Glass exists in many states, from the resolute solidity of cast and moulded glass to the lava-like liquidity of molten glass. The three states of matter – solid, gas and liquid – roughly correspond to particular techniques and processes, which artists have capitalised on to produce these extraordinary sculptures. The exhibition shows that glass is an infinitely variable material, used in imaginative and sometimes subversive ways by a diverse range of artists.



Despite persistent myths that glass remains in a liquid state when cooled, glass is in fact classified as an ‘amorphous solid’. One of the great peculiarities of glass is that its atoms do not have time to organise themselves into the ordered structures of a true solid as they cool: it behaves as a solid without having the corresponding atomic structure. The examples in this gallery exploit this to some extent, using techniques such as casting, moulding and lamp-working to produce sculptures that, in many cases, are imposing in their solidity and weightiness. Glass might be thought of as fragile and ephemeral, but Alena Matějka’s Magic Carpets 2004 are weighty and dense and certainly could not take to the air as their title suggests.

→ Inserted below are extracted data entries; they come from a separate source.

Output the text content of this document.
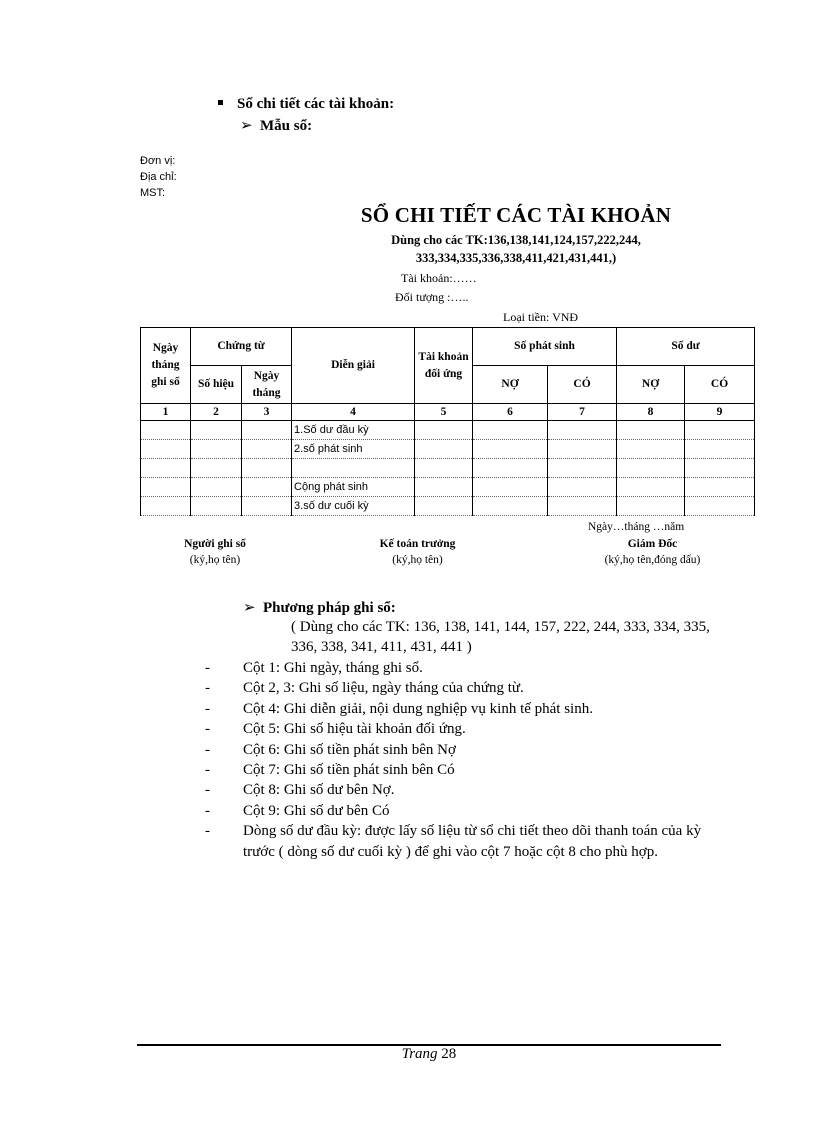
Sổ chi tiết các tài khoản:
➢ Mẫu sổ:
Đơn vị:
Địa chỉ:
MST:
SỔ CHI TIẾT CÁC TÀI KHOẢN
Dùng cho các TK:136,138,141,124,157,222,244,
333,334,335,336,338,411,421,431,441,)
Tài khoản:……
Đối tượng :…..
Loại tiền: VNĐ
Ngày tháng ghi sổ	Chứng từ		Diễn giải	Tài khoản đối ứng	Số phát sinh		Số dư	
	Số hiệu	Ngày tháng			NỢ	CÓ	NỢ	CÓ
1	2	3	4	5	6	7	8	9
			1.Số dư đầu kỳ					
			2.số phát sinh					

			Cộng phát sinh					
			3.số dư cuối kỳ					
Ngày…tháng …năm
Người ghi sổ
(ký,họ tên)
Kế toán trưởng
(ký,họ tên)
Giám Đốc
(ký,họ tên,đóng dấu)
➢ Phương pháp ghi sổ:
( Dùng cho các TK: 136, 138, 141, 144, 157, 222, 244, 333, 334, 335, 336, 338, 341, 411, 431, 441 )
- Cột 1: Ghi ngày, tháng ghi sổ.
- Cột 2, 3: Ghi số liệu, ngày tháng của chứng từ.
- Cột 4: Ghi diễn giải, nội dung nghiệp vụ kinh tế phát sinh.
- Cột 5: Ghi số hiệu tài khoản đối ứng.
- Cột 6: Ghi số tiền phát sinh bên Nợ
- Cột 7: Ghi số tiền phát sinh bên Có
- Cột 8: Ghi số dư bên Nợ.
- Cột 9: Ghi số dư bên Có
- Dòng số dư đầu kỳ: được lấy số liệu từ sổ chi tiết theo dõi thanh toán của kỳ trước ( dòng số dư cuối kỳ ) để ghi vào cột 7 hoặc cột 8 cho phù hợp.
Trang 28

Both Matějka’s Magic Carpets and Bruce McLean’s Head 2013 revisit objects from the past through the casting process. Other artists depict objects that should definitely not be made of glass, such as Erwin Eisch’s telephone, Silvia Levenson’s delicate glass dress, or Elliot Walker’s solid pool of wine. Luke Jerram’s magnified glass microbes highlight the fragility of human life rather than the fragility of glass. In contrast, Joseph Kosuth uses that most mundane of glass objects – a window pane – to question our ideas of meaning and value. These sculptures ingeniously undermine our assumptions about the fragility of glass as a material by using solid objects that contradict those assumptions.

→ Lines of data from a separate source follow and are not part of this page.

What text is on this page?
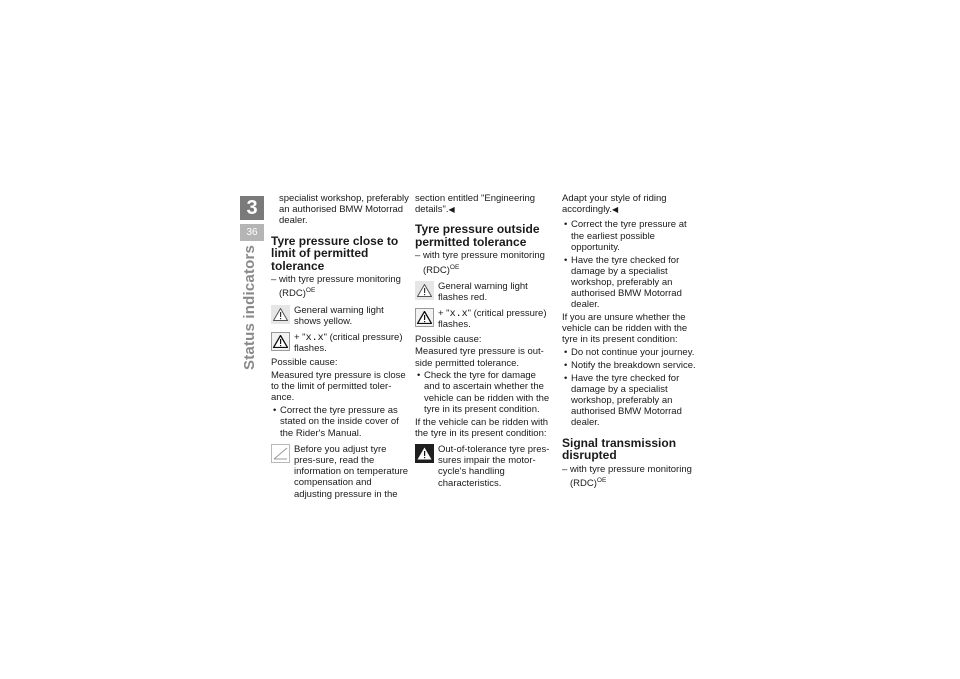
3
36
Status indicators

specialist workshop, preferably an authorised BMW Motorrad dealer.

Tyre pressure close to limit of permitted tolerance

– with tyre pressure monitoring (RDC)$^{OE}$

General warning light shows yellow.
+ "x.x" (critical pressure) flashes.

Possible cause:

Measured tyre pressure is close to the limit of permitted toler-ance.

• Correct the tyre pressure as stated on the inside cover of the Rider's Manual.

Before you adjust tyre pres-sure, read the information on temperature compensation and adjusting pressure in the

section entitled "Engineering details".◀

Tyre pressure outside permitted tolerance

– with tyre pressure monitoring (RDC)$^{OE}$

General warning light flashes red.
+ "x.x" (critical pressure) flashes.

Possible cause:

Measured tyre pressure is out-side permitted tolerance.

• Check the tyre for damage and to ascertain whether the vehicle can be ridden with the tyre in its present condition.

If the vehicle can be ridden with the tyre in its present condition:

Out-of-tolerance tyre pres-sures impair the motor-cycle's handling characteristics.

Adapt your style of riding accordingly.◀

• Correct the tyre pressure at the earliest possible opportunity.

• Have the tyre checked for damage by a specialist workshop, preferably an authorised BMW Motorrad dealer.

If you are unsure whether the vehicle can be ridden with the tyre in its present condition:

• Do not continue your journey.

• Notify the breakdown service.

• Have the tyre checked for damage by a specialist workshop, preferably an authorised BMW Motorrad dealer.

Signal transmission disrupted

– with tyre pressure monitoring (RDC)$^{OE}$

Gas plays a crucial role in glassmaking, most notably in the technique of glassblowing which requires air to be blown into a molten blob of glass in order to inflate it. The glass is then shaped while molten and hardens as it cools. Blown glass has been produced for centuries and is a highly skilled technique requiring years of practice to master. The glassmakers of Murano and Venice are especially proficient and have developed a distinctive aesthetic, which many sculptors have used or subverted in their work. The sculptures in this gallery made by the De La Torre Brothers and Hew Locke both take a disruptive approach to the decorative properties of blown glass. Similarly, Mona Hatoum’s use of glass creates a conflict between unsettling subject matter and aesthetically appealing material. Blown glass can also produce surprising or disturbing shapes, such as Nicholas Pope’s exuberant, tentacled orb and Emma Woffenden’s Creature 2015-18, whose alien form is surreal and disconcerting. Blown glass exists in a state of constant tension: the more it inflates, the more precarious it becomes, an aspect of glassmaking compellingly captured in Maria Bang Espersen’s film Breathing 2015.




Nothing can be made from glass without the intermediate stage of heating grains of silica to produce liquid glass, the red-hot molten lava from which all glass objects emerge. In this state, glass can be pulled, stretched, dripped and poured, and the capacity of glass to form drops, blobs and bubbles lends itself beautifully to abstraction. Petr Stanicky’s stretched glass sculpture Mirror-Mondeo Bite 2014 is formed using precisely these properties of liquid glass, which is malleable enough to be pulled to a length of nearly two metres. Claire Falkenstein’s sculptures depend on the juxtaposition of solid welded metal with the liquid forms of melted glass, while Alexandra Engelfriet’s film Glassporen (Glass Traces) 2015 uses the heat of the molten glass in its liquid form to create an extraordinary experiment. All of these sculptures exist in an in-between state, having cooled to a state of solid matter while retaining the fluidity of their liquid form.